Some guys at my church recommended that I read One Second After by William Forstchen. They don’t seem to be the reading type so I was curious to see what kind of book would have hooks strong enough to draw them in. If you haven’t read it or heard about it, the book takes place in a small town in North Carolina and details what would happen after an EMP strike on the US (I get so irritated with movies that take the time to explain what an EMP is, even though everyone who has ever watched a movie should know by now, so I’m not going to bother). I’m still reading the book but so far, it’s what you would expect: a flawed but well-meaning ex-military man with skills and charisma tries to keep his family alive and his beloved town from falling apart, with mixed results. What has attracted so much attention to this book is the supposedly realistic portrayal of how American society would break down without electricity. There is no zombie outbreak, no spikes-and-leather warriors of the apocalypse, no cannibal motorcycle gangs. Just normal people thrown into an extraordinary situation.
This isn’t a book review, but I will have to say that the writing is pretty bad. Exposition abounds, and the author, editor, and proofreader apparently don’t know the difference between “have” and “of” (as in “must of” instead of “must have.” This is a pretty frequent infraction, and I can’t help but wonder if this is a devious attempt to further corrupt the English language, like what happened with “alright” becoming mainstream). But I digress. The story is gripping and the reader immediately feels empathy with the characters. I get a similar feeling with Dean Koontz books – completely ridiculous but I can’t stop turning the pages.
As I’ve been reading, one thought remains on my mind: this is the kind of apocalypse book that conservative Americans, and I believe American Christians, would devour. It’s definitely a dyed-in-the-wool, traditional American values book, which I agree with by and large. But here it’s on full display – the independent American spirit, family sticks together no matter what, take care of your own, don’t trust the government, don’t take any chances when it comes to your family’s safety, etc. Newt Gingrich, who has collaborated with Forstchen in the past, wrote the ominous foreword, and the book’s claim to fame is that it was recommended before Congress as prophetic reading. This is a roll-up-your-sleeves-and-get-to-work apocalypse, not a fanciful sci-fi bloodfest. It’s the kind of book that makes you proud to be an American.

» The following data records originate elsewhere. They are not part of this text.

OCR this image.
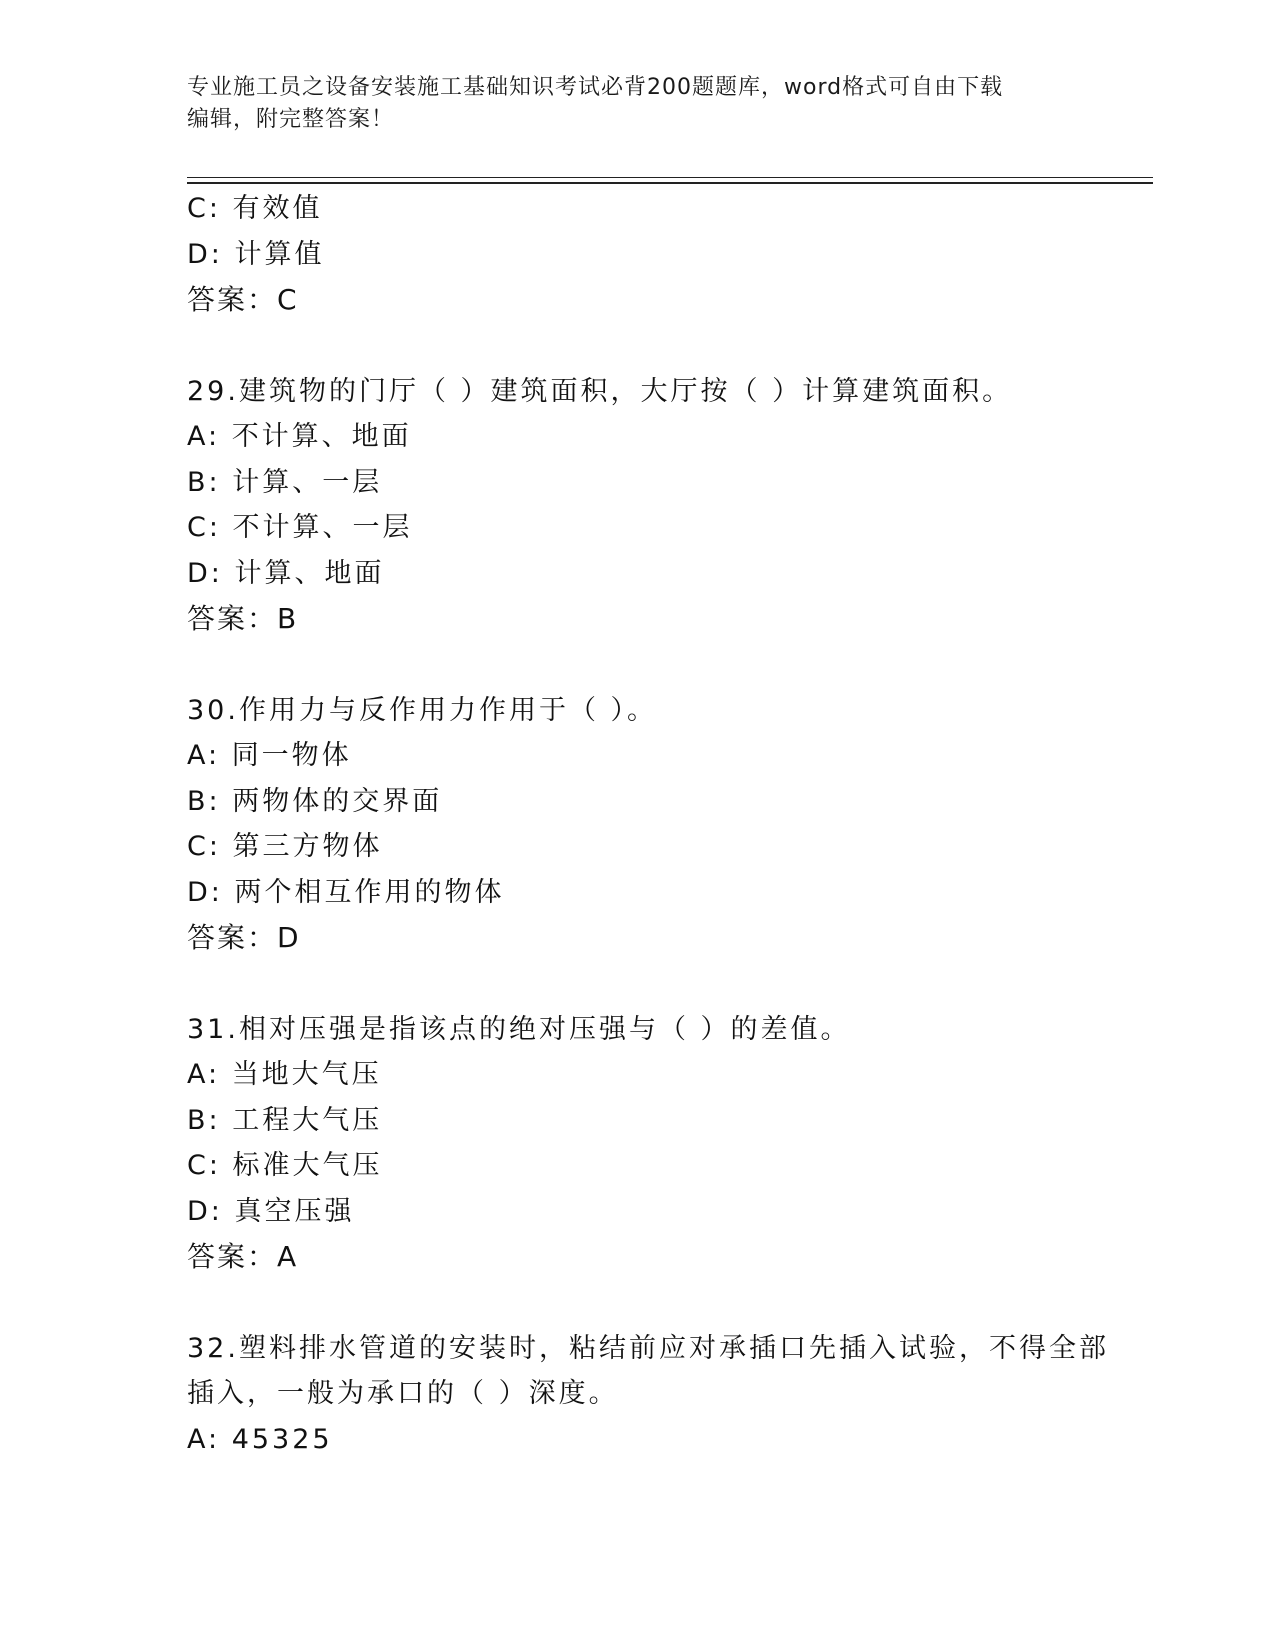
专业施工员之设备安装施工基础知识考试必背200题题库，word格式可自由下载
编辑，附完整答案！
C: 有效值
D: 计算值
答案：C
29.建筑物的门厅（ ）建筑面积，大厅按（ ）计算建筑面积。
A: 不计算、地面
B: 计算、一层
C: 不计算、一层
D: 计算、地面
答案：B
30.作用力与反作用力作用于（ ）。
A: 同一物体
B: 两物体的交界面
C: 第三方物体
D: 两个相互作用的物体
答案：D
31.相对压强是指该点的绝对压强与（ ）的差值。
A: 当地大气压
B: 工程大气压
C: 标准大气压
D: 真空压强
答案：A
32.塑料排水管道的安装时，粘结前应对承插口先插入试验，不得全部
插入，一般为承口的（ ）深度。
A: 45325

There’s nothing wrong with this, but as a Christian, I began to wonder how I would react. Honestly, my first reaction to an event like this would be to grab my guns and hunker down with the family. The Bible does not prohibit this, but it doesn’t advocate blowing away trespassers either. In fact, I get the impression that we as Christians should err on the side of love and compassion. We are told numerous times to love our neighbor, love our enemies, bless those who curse us, etc., and in an apocalyptic situation, this would seem to mean share food stores and shelter, help people defend their families, and sacrificially help those in need. God is still God even if society goes down the toilet, and He doesn’t stop loving us or providing for us. It’s not a matter of, “Well, the fat lady has sung for civilization. Guess it’s just us with our wits and our guns.” We would need to trust Him no matter how dire the circumstances and to show love and compassion no matter what.
I’m not saying we should let our homes be overrun by bandit hordes or give away everything we had for sustenance. But I do think that we, as American Christians, shouldn’t be so quick to rely on ourselves in a time of crisis, even if we are well-prepared and suited for it. Our first reaction would be to circle the wagons and keep others out, but I don’t think that’s what Jesus would do at all.
Except the zombies. Shoot every one of those suckers in the head.